Op-ed on Muslim boycott of Denmark

Op-ed on Muslim boycott of Denmark January 31, 2006

Thought I’d share a partial translation of a hardhitting and eye-opening op-ed by Danish social commentator, Rune Engelbreth Larsen about the international uproar and political and economic crisis facing Denmark over the infamous political cartoons denigrating the Prophet Muhammad (peace be upon him) in Jyllands-Posten .

Like me, he sees this PR disaster as self-inflicted by the Danish government and sees a lot of doublestandards at work here. 

I’ve only translated/summarized the first few paragraphs.  Will try to summarize the remainder eventually.

What a terrible situation for little Denmark.  Every other headline in its newspapers these days is about the latest development in this geo-political nightmare. 

The worst part is how unnecessary all of this is.

[Have to note that there is a more than passing physical ressemblance between the two of us, as the photo on his page shows.]



The JP cartoons, the boycott and the apology

In a more humanistic climate than that which prevails in
Denmark today, JP would never have dreamed of such an unnecessary and tasteless
provocation against Muslims as its demonizing cartoons of Muhammad, but then in
a more humanistic climate we would
naturally not have already been witness to Muslims being marginalized [in
Denmark] over 15 years of progressively humiliating rhetoric and propaganda

In more humanistic climate than that of today, when JP turns
freedom of expression on its head, striking a blow for the “right” to humiliate a hard pressed [? not sure how to translate “trængt”] minority group in Denmark, one
would expect the Danish government to have understood the need to distance
itself from this form of demonization, but without limiting freedom of

This is especially true when one considers how often the
government’s ministers have demandedthat Muslims [in Denmark] collectively  repudiate more radical Muslims when they do something
objectionable. But this obviously doesn’t
cut both ways. Instead, the government
has taken the most bizarre of all
position of all—the government’s position is that it has no position. […]

[In a more humanistic climate, the government would have at least
met with Muslim ambassadors, regardless of the latter’s expectations of  such a meeting. There it could have explained that it did naturally
not condone such attacks against the dignity of a religious minority, even if
it could not interfere.]

[In a more humanistic climate, Danish Muslims wouldn’t have toured the Middle East with fake versions of the JP cartoons or otherwise embellished their account, but instead given a matter of fact account of the many years of discrimination and increasing disrespect they’ve faced in Denmark.]

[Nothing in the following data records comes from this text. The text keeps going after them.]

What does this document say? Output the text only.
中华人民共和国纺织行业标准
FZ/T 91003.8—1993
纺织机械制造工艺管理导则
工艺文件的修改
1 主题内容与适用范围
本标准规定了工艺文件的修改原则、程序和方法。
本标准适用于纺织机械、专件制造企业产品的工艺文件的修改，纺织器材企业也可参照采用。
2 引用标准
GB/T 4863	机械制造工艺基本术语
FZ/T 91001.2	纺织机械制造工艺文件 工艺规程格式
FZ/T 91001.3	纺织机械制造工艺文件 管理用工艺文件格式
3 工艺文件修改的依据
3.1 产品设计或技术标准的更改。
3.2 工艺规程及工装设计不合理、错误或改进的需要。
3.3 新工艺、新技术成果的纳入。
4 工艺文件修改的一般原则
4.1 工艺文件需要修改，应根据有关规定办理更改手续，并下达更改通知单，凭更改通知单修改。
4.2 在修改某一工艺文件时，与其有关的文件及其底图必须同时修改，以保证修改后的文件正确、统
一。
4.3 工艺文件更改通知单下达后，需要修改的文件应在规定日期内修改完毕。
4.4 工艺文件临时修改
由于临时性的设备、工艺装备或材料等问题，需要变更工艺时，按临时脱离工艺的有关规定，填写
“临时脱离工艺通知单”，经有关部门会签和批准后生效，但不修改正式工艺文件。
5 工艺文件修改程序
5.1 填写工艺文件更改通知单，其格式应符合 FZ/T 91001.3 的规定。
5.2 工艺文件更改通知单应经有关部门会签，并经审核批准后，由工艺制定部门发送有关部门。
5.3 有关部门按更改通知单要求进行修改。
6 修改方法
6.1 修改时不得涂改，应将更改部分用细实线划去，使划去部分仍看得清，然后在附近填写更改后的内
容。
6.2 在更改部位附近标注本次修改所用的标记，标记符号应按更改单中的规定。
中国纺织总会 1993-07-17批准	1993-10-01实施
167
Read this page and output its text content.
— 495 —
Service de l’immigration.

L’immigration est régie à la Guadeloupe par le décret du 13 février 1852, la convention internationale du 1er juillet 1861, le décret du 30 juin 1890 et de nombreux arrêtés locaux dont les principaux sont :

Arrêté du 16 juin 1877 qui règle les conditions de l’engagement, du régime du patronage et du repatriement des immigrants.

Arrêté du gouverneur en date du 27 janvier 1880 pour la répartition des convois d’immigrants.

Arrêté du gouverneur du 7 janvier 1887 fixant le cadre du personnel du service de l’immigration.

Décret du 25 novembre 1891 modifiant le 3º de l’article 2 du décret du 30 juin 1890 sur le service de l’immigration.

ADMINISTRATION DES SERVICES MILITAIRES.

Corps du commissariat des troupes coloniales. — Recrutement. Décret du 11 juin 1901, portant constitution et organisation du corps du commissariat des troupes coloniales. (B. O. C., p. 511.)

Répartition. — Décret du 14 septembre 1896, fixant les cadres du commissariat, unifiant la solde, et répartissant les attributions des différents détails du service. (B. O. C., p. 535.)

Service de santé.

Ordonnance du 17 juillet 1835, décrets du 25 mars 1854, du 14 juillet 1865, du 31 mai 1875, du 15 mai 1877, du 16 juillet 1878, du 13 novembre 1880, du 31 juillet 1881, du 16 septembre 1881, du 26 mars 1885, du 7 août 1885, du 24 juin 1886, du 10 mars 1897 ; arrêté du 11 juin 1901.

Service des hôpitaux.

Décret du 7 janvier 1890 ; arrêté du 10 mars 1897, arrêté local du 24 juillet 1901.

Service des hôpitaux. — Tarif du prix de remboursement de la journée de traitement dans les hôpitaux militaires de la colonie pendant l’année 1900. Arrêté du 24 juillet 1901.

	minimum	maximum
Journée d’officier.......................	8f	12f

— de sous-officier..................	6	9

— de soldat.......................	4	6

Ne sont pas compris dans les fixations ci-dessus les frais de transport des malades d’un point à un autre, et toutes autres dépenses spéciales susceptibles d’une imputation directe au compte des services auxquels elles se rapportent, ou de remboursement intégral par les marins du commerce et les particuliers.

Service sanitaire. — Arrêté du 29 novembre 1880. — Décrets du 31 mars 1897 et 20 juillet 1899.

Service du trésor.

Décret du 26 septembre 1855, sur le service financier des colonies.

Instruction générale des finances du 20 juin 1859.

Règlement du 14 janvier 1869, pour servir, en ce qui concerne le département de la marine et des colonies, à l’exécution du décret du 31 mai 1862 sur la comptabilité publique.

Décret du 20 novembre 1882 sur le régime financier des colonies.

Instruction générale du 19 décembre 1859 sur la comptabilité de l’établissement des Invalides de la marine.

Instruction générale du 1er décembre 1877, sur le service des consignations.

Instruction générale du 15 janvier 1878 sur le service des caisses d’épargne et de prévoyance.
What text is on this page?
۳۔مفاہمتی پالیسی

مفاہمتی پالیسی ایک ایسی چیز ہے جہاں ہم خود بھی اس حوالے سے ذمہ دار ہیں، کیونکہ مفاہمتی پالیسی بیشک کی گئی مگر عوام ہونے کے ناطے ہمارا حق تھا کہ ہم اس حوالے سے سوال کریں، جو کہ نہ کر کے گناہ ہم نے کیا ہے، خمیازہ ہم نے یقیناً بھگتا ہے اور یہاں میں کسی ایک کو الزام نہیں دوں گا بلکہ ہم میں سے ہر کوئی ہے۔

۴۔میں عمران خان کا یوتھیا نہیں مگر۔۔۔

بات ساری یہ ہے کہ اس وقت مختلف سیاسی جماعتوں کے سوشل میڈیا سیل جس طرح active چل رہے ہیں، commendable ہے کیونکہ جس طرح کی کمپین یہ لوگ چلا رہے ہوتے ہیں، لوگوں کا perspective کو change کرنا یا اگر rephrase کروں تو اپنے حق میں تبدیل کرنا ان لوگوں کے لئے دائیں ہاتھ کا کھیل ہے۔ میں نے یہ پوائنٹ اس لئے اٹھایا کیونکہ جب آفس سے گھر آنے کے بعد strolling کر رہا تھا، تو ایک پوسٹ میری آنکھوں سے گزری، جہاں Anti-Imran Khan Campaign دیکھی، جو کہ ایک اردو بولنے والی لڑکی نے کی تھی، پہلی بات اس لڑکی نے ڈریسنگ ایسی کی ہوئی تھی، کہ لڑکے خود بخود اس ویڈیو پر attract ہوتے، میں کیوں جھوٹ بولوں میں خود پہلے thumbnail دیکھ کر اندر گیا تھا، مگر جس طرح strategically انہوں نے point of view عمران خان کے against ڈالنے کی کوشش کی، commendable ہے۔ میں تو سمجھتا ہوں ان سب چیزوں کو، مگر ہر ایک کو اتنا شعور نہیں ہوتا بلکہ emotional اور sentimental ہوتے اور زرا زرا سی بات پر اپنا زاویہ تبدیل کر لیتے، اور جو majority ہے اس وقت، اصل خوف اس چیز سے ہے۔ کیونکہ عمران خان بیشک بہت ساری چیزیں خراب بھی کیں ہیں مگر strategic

[But that climate is nowhere to be found, of course, so we face a situation where the whole Muslim  world is about to boycott Denmark and certain Islamic regimes find it convenient to support these “popular” expressions of outrage, in some cases with intense hypocrisy. JP should have used its freedom of expression to mock these regimes instead, as then it would have been in keep in with freedom of expression as it would have been aimed at dictators.*]


* I assume that he’s referring to Turkey, whose ambassador to Denmark made an especially big stink about the cartoons.  Turkey is indeed an unlikely defender of Islam’s honor, given its own schizophrenic relationship with Islam and its own abysmal record on religious freedom for its 99% Muslim population. 

This is an ideal opportunity for all manner of unsavory Middle Eastern governments to score easy political points with their Muslim constituents.